Maigre mobilisation jeudi après-midi à Foix avec un cortège d’à peine 100 manifestants, pour la plupart agents de la fonction publique.
Trois syndicats, la CGT, la FSU et Solidaires, les appelaient en effet à faire grève et manifester notamment pour leurs conditions de rémunérations.
En tout, près de 120 manifestations étaient organisées dans tout le pays.
Les syndicats à l'origine du mouvement, qui représentent 40% des voix des agents, espéraient surtout mettre la pression sur la ministre de la Fonction publique, Marylise Lebranchu, à quelques jours du début des négociations sur les rémunérations, le 7 février prochain.
«Si, ensemble, les organisations syndicales se félicitent que la Ministre souligne son attachement à la Fonction publique, à ses valeurs de progrès social, au rôle de ses personnels.

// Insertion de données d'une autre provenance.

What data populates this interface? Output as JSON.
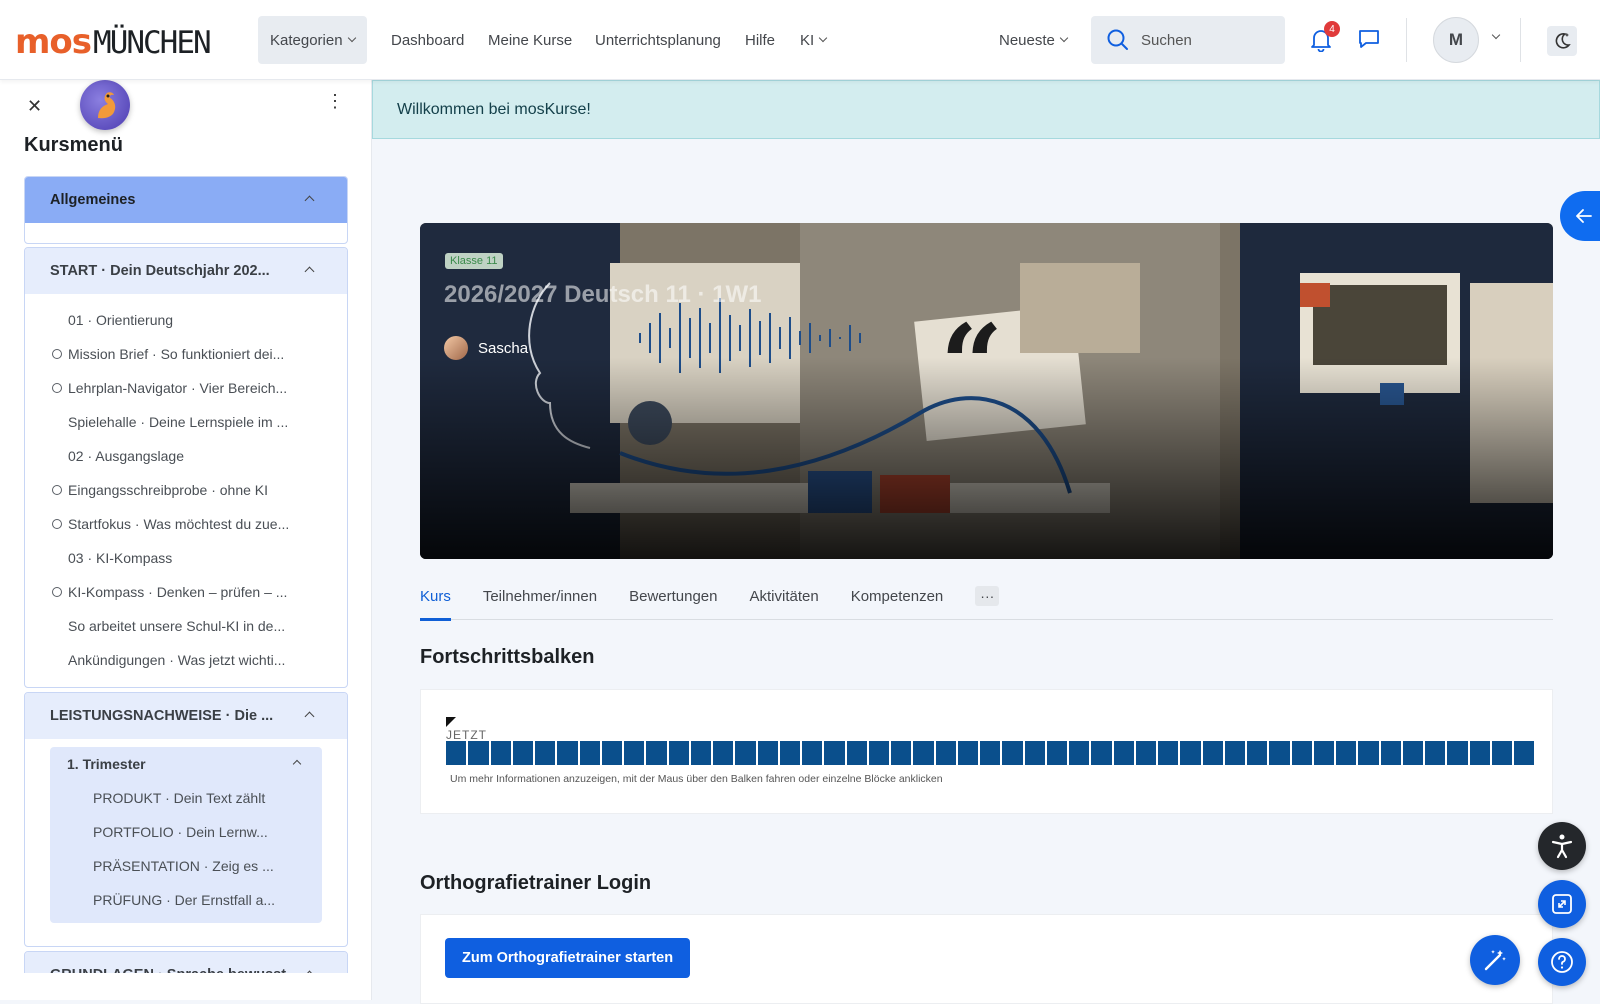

Si elles notent des améliorations dans la qualité du dialogue social, si elles estiment positives quelques mesures déjà prises comme, par exemple, l’abrogation du décret sur la réorientation professionnelle, elles considèrent que sur les enjeux essentiels, aucun début de réponse satisfaisante n’est au rendez-vous» entendait défendre l’intersyndicale.
«La fonction publique, ce sont des agents de proximité, le grand public est bien conscient de ce qui se passe car ça se traduit aussi par le service aux usagers.
On espère que ce gouvernement entendra mieux nos revendications. Le changement, on l’attend» argumente Nathalie Gamio-Chipi, secrétaire générale de la santé et de l’action sociale CGT.
Des salaires bloqués et un manque de moyens
Henri Sestayo travaille comme agent de blanchisserie au Chiva depuis presque 20 ans. Présent à la manifestation, il dénonce de plus en plus de charge de travail avec de moins en moins de personnels.
«Nos salaires sont trop bas et on doit faire les bouche-trous. Maintenant, ça suffit. Il faut une reconnaissance du personnel car cela fait des années que nos salaires sont bloqués, c’est impossible à gérer» explique-t-il.
Un peu plus loin, Michaël Espinosa, enseignant à Mirepoix, est lui aussi en colère. «Je viens pour la récupération des personnels perdus ces dernières années et pour garder un service public efficace qui l’est de moins en moins malheureusement» affirme-t-il.
A l’école primaire, cet enseignant constate une réelle dégradation et de plus en plus de difficultés scolaires. «On n'a pas les moyens réels pour lutter contre ça»
Les syndicats en Ariège comme sur le plan national voulaient alerter et trouver des réponses sur les questions de l’emploi avec certes des «créations dans certains secteurs qui ne sauraient masquer les suppressions qui continuent dans d’autres et la situation alarmante de pans entiers de la Fonction publique»
Sur le plan des salaires et le pouvoir d’achat, «alors que les bas salaires se multiplient (plus d’1 million d’agents aux environs du SMIC), que les déroulements de carrière sont souvent inexistants, que les qualifications ne sont plus reconnues, aucune mesure générale n’est envisagée et, en particulier, la valeur du point est toujours gelée»
Enfin, le jour de carence, «mesure inique et inefficace, condamnée par tous les syndicats et le mouvement mutualiste, rejetée par la majorité actuelle lorsqu’elle a été mise en place, n’est toujours pas abrogé» déplore l’intersyndicale ariégeoise.